In questo modo, taluni posti in ognuno dei tre cervelli dell’uomo, sono riempiti da famiglie di impressioni, raggruppati insieme per la loro similarità, o per la casualità di essere stati ricevuti insieme. Poco a poco queste diventano le abituali caratteristiche che costituiscono la personalità. Queste caratteristiche appartengono a tutti i centri, ma quelle nel corpo sono più stabili. E’ per questo che potete studiare meglio un uomo dalle sue posture e gesti che da quello che dice.
Vi farò un esempio. Ogni uomo o donna ha i suoi propri gesti e posture del corpo ma questi sono connessi alle abitudini mentali ed emozionali e a caratteristiche che non possiamo vedere. Per ciò per capire questo dobbiamo considerare qualcosa che molte persone fanno. Osservate come le persone ballano. Ogni nazionalità ha il suo proprio modo di ballare, potete sempre riconoscere la nazionalità dal modo in cui un uomo balla. In oriente, dove le tradizioni sono molto più forti, potete persino riconoscere, dal modo in cui ballano, da quale tribù o villaggio le persone provengono. In questo modo le danze diventano una specie di linguaggio attraverso il quale le persone, inconsciamente, di certo, ci parlano di loro.

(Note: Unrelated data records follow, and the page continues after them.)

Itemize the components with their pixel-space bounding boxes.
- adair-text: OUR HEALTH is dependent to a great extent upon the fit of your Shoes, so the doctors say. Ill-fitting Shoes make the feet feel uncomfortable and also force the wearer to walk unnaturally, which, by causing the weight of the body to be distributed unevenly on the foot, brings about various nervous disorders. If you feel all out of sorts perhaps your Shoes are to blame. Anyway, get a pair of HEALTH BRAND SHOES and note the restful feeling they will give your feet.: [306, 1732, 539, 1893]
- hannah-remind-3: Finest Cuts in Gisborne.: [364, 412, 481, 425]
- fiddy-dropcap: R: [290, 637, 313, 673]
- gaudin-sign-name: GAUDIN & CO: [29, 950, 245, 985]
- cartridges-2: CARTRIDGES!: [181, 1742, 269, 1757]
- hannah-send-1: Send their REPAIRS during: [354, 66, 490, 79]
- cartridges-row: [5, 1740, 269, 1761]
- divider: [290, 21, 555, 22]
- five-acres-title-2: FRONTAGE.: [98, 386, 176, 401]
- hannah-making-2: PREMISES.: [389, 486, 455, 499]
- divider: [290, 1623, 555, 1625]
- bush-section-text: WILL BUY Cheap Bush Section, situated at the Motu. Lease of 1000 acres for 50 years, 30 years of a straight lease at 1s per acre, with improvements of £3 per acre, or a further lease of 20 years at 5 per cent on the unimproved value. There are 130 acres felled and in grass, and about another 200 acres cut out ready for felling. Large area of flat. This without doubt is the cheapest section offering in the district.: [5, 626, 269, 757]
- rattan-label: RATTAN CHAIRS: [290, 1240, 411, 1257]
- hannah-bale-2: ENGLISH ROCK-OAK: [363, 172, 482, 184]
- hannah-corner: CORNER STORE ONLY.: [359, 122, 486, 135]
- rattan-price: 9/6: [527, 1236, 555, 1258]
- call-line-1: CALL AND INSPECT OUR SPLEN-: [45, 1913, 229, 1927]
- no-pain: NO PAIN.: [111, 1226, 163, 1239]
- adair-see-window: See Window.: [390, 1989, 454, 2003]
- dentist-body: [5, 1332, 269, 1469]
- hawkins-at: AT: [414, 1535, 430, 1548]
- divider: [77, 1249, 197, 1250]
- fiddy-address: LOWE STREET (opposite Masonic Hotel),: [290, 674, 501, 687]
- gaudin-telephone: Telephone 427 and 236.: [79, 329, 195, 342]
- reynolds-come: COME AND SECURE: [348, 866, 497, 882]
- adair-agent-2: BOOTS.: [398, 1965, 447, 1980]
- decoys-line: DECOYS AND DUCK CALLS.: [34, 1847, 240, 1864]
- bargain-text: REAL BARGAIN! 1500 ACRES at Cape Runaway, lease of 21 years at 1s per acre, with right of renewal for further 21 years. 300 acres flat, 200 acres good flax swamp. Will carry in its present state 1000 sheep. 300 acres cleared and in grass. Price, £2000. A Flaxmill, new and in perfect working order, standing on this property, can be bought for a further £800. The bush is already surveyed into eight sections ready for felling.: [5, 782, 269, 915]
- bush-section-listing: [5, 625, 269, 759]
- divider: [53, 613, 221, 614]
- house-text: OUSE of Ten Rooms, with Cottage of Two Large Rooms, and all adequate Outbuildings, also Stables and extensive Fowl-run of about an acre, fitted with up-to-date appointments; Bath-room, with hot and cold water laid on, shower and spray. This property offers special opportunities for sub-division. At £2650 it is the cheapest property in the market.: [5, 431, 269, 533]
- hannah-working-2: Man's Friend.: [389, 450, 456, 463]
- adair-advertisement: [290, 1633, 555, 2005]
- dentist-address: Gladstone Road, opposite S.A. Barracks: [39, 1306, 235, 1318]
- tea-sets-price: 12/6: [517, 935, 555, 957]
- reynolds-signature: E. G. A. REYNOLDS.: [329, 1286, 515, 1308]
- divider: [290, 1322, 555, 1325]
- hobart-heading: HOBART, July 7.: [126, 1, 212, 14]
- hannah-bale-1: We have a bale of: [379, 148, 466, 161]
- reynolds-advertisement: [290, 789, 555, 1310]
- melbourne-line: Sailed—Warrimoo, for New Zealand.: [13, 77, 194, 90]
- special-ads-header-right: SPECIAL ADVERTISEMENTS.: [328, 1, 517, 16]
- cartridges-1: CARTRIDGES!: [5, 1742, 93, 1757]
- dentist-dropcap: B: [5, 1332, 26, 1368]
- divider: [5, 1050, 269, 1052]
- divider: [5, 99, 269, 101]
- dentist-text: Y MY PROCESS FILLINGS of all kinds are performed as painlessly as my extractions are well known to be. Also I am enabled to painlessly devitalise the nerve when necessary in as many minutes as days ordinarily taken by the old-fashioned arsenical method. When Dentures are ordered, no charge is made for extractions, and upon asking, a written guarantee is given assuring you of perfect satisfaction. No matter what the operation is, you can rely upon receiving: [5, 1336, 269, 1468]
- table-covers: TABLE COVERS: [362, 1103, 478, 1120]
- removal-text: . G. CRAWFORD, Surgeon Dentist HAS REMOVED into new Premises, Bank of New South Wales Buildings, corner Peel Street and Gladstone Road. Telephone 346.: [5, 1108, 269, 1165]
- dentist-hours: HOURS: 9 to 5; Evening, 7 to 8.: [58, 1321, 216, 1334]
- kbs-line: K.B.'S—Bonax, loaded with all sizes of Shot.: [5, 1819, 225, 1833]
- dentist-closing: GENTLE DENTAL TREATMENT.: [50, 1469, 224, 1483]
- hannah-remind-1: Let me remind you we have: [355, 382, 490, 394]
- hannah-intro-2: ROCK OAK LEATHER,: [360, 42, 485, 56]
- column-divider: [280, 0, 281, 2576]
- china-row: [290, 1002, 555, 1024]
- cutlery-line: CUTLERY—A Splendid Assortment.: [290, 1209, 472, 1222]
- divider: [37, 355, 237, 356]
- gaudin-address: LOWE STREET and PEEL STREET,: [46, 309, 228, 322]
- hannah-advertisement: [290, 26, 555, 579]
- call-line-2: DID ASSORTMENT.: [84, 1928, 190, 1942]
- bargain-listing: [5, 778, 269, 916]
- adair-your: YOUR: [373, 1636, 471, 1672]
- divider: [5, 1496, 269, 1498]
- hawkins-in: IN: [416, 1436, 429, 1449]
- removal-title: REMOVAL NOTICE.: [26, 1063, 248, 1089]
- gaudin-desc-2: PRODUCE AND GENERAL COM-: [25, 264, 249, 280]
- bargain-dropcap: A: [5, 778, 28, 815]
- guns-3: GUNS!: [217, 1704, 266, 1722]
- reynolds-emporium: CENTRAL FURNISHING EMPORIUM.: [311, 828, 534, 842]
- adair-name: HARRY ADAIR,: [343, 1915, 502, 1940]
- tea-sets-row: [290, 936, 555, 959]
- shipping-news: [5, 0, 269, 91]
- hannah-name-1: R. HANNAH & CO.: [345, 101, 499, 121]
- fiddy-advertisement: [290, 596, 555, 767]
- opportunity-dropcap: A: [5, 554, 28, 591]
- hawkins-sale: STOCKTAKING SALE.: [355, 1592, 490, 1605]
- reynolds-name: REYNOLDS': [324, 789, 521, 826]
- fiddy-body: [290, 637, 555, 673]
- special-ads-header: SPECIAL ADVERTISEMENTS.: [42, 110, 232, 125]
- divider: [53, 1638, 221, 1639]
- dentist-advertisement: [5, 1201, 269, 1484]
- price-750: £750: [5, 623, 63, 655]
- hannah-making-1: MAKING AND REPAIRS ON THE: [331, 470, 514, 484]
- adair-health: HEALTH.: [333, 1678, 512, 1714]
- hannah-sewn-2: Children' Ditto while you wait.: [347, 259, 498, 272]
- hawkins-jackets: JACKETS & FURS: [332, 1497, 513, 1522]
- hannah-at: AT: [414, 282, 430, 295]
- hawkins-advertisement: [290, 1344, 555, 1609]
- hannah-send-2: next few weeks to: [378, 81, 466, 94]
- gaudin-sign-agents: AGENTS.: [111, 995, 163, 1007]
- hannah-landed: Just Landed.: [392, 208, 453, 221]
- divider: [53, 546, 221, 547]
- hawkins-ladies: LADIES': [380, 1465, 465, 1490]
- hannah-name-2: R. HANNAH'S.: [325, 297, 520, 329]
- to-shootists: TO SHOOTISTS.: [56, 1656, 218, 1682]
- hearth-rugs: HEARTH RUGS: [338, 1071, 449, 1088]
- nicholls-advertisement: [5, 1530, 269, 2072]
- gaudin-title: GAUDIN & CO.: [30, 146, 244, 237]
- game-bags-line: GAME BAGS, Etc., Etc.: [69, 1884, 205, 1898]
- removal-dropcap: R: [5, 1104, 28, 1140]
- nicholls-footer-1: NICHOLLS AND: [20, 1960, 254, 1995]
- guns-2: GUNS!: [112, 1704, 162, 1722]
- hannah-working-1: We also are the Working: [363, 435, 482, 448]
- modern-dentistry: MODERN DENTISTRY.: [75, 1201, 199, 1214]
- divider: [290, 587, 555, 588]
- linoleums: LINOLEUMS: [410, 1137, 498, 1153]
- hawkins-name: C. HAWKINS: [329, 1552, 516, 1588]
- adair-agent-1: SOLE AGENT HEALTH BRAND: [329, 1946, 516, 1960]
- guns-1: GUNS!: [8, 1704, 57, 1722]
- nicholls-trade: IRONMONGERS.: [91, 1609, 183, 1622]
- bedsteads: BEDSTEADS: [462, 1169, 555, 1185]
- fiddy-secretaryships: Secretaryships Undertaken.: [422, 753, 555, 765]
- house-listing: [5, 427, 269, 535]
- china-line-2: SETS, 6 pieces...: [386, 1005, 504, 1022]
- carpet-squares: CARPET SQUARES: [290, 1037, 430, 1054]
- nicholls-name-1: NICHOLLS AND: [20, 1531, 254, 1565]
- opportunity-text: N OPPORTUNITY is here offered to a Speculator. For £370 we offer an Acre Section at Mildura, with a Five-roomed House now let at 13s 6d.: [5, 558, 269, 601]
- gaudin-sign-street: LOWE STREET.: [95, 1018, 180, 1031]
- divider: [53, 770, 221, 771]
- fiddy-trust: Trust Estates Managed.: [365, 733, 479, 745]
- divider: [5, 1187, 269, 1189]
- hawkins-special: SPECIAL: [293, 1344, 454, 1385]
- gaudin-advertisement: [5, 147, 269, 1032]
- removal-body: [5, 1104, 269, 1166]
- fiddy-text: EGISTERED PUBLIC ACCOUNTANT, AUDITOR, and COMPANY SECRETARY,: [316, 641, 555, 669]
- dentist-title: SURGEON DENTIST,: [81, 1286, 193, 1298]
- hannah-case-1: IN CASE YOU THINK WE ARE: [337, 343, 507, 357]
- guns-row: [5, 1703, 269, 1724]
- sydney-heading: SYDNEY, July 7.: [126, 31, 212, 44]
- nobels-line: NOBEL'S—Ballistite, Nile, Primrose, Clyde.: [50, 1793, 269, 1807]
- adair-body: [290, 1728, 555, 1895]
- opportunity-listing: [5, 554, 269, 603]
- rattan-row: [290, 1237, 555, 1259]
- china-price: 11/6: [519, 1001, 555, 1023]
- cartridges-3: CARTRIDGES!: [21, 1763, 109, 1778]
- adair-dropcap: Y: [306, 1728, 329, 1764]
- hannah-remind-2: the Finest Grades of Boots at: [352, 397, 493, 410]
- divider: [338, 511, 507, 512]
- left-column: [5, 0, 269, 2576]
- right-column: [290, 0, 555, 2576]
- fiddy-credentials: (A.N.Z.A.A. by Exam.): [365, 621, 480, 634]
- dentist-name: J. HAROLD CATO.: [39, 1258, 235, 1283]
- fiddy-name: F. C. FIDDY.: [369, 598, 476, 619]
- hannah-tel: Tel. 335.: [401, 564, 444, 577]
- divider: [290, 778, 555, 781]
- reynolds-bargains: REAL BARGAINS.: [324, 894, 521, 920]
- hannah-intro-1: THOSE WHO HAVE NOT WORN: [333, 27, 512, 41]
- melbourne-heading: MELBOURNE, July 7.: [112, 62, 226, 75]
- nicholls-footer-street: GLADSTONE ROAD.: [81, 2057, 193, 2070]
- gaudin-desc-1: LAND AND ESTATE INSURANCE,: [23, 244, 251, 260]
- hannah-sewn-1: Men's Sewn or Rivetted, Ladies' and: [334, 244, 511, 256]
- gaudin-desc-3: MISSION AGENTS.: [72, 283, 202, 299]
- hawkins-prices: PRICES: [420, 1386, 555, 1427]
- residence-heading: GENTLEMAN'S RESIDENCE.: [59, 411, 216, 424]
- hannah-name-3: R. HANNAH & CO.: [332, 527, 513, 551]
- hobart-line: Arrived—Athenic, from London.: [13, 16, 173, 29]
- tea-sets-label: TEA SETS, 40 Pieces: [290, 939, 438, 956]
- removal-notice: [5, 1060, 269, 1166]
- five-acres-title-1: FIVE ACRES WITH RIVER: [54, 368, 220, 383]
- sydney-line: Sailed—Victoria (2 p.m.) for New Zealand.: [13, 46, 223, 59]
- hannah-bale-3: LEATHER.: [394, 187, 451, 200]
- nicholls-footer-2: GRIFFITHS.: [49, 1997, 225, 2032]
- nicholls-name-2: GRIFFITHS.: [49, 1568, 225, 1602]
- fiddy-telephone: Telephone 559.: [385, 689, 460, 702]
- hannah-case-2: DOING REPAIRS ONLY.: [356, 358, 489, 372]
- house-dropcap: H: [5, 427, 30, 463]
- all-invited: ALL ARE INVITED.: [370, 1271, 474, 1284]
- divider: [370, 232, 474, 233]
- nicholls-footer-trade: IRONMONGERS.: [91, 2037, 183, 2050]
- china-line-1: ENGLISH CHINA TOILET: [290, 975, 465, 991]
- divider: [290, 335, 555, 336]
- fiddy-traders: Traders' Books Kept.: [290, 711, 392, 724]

E’ lo stesso con ogni cosa. Ogni nazione ha un repertorio limitato di movimenti che proviene dalle impressioni dell’infanzia. Per questo c’è anche un repertorio limitato di pensieri. Persino i sentimenti assumono le proprie caratteristiche abituali, che fissano per l’intera parte restante della vita i modi nei quali una persona può provare sentimenti. Dopo l’infanzia molto poco può essere cambiato. A meno che non siano prese delle speciali misure, delle quali parleremo più tardi, la capacità di recepire nuove impressioni si indebolisce con l’età. I bambini ricevono nuove impressioni, ma le persone più vecchie non possono; dunque in tarda età tutto ciò di cui si può fare esperienza è il risveglio e la ricombinazione di queste vecchie impressioni dell’infanzia. Delle vere nuove impressioni possono essere ottenute solo con violenza perché i rulli nei centri sono già riempiti. E’ difficile penetrare fino ad essi perché la nostra forza è limitata. Tuttavia, rimane sempre in un uomo un posto dove le impressioni possono essere ricevute, a condizione che queste siano ricevute con un’intensità sufficiente. Questo posto rimane vuoto fino a che non inizia la vita adulta; se esso non ha ricevuto impressioni prima di allora, è molto difficile raggiungerlo. Per molti di voi che sono qui ora, questo posto è già quasi impossibile da raggiungere. Sarà necessario un grande sforzo se state per iniziare una nuova vita.